Del resto, momenti per dire la loro, politici questa risma ne avevano ben pochi, tra Lucilla Boari che dopo la medaglia di bronzo nel tiro con l’arco presenta al mondo Sanne, «la mia ragazza» (a proposito: cinque anni fa Lucilla per un noto quotidiano era parte de “Il trio delle cicciottelle”, questa volta è “una freccia che va dritta nella storia”) e Alice Bellandi, judoka bresciana che ama il judo, la sua fidanzata Chiara e dice che «lo sport è diventato un posto inclusivo». Allora siamo tuttə Alice e anche Lucilla. Siamo Tom Daley, non solo perché è un campione di tuffi, ma fa anche l’uncinetto in tribuna, e Megan Rapinoe, la cestista Sue Bird, la pallavolista Paola Egonu. È l’olimpiade più LGBTQ+ della storia. La più inclusiva. Quella che sbaraglia gli stereotipi.
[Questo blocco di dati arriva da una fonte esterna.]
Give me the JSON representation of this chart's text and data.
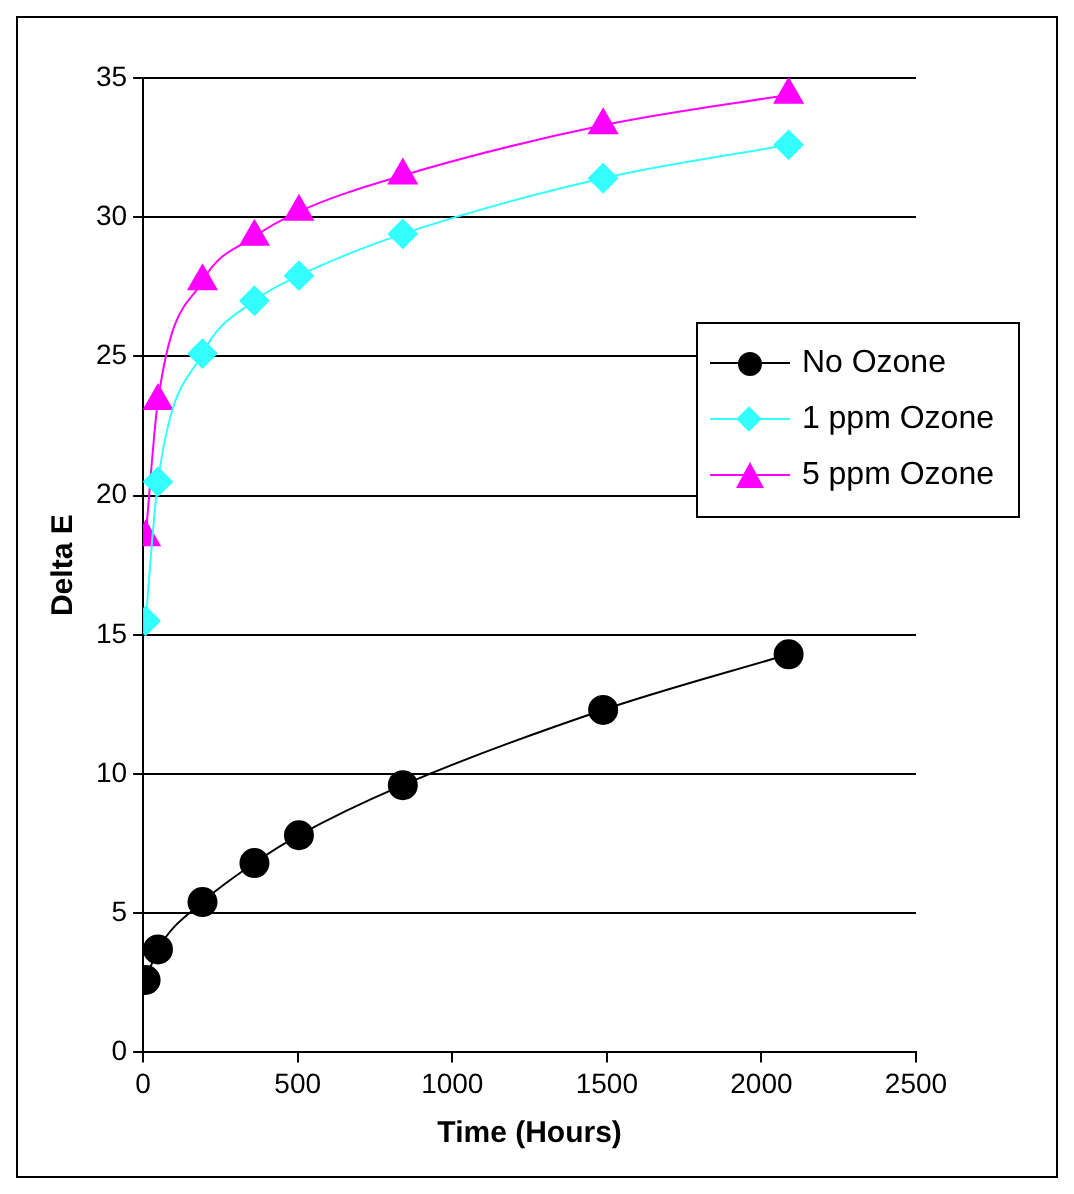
{
  "chart_data": {
    "type": "line",
    "xlabel": "Time (Hours)",
    "ylabel": "Delta E",
    "x": [
      8,
      48,
      192,
      360,
      504,
      840,
      1488,
      2088
    ],
    "series": [
      {
        "name": "No Ozone",
        "color": "#000000",
        "marker": "circle",
        "values": [
          2.6,
          3.7,
          5.4,
          6.8,
          7.8,
          9.6,
          12.3,
          14.3
        ]
      },
      {
        "name": "1 ppm Ozone",
        "color": "#33ffff",
        "marker": "diamond",
        "values": [
          15.5,
          20.5,
          25.1,
          27.0,
          27.9,
          29.4,
          31.4,
          32.6
        ]
      },
      {
        "name": "5 ppm Ozone",
        "color": "#ff00ff",
        "marker": "triangle",
        "values": [
          18.5,
          23.4,
          27.7,
          29.3,
          30.2,
          31.5,
          33.3,
          34.4
        ]
      }
    ],
    "xlim": [
      0,
      2500
    ],
    "xticks": [
      0,
      500,
      1000,
      1500,
      2000,
      2500
    ],
    "ylim": [
      0,
      35
    ],
    "yticks": [
      0,
      5,
      10,
      15,
      20,
      25,
      30,
      35
    ],
    "grid": "y",
    "legend": "right"
  }
}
Come la nuotatrice Erica Sullivan multiculturale e queer. Come Yusra Mardini, nuotatrice siriana sfuggita alla guerra nel suo Paese trainando (a nuoto) il gommone, salvando tutti a bordo. Come le ginnaste tedesche che preferiscono le tute avvolgenti anziché il body sessista, sulla scia dell’esempio delle giocatrici norvegesi di beach handball multate perché hanno giocato con i pantaloncini e non con il bikini. Come Irma Testa, un argento che «fa bene al movimento», perché il pugilato può piacere o non piacere ma non lo fanno solo i maschi. Sono anche le olimpiadi umane. Nei sorrisi di Valentina Rodini e Federica Cesarini, oro storico che ha sorpreso anche loro che sono nella storia nel canottaggio perché prima di loro nessuna mai. Nella maturità rilassata di Federica Pellegrini. Forte lei, forte Simone Biles. E guai a chiamare “debolezza” il suo gesto.

Simone Biles

Nel ritiro dalle gare e nelle rivelazioni sui suoi “demoni” siamo tuttə anche Simone Biles. E Benedetta Pilato. Ha solo 16 anni. Crescerà. Vincerà. O farà quello che vorrà. Queste sono anche le olimpiadi in cui tre spadisti statunitensi sono saliti sulla pedana in mascherina rosa dissociandosi dal quarto compagno accusato di violenze sessuali. E sono anche quelle di Raven Saunders, che sul podio del peso donne ha incrociato le braccia in solidarietà con il movimento LGBTQ+ e i popoli oppressi.

Poi ci sono Fabio Fognini e Novac Djokovic. Il primo si dà del «frocio» perché sbaglia (e scelta più antistorica non poteva fare). Il secondo perde e sfascia la racchetta. Aveva appena fatto la predica a Simone Biles perché «la pressione è un privilegio e io so come gestirla». S’è visto. No, non vorremmo essere loro.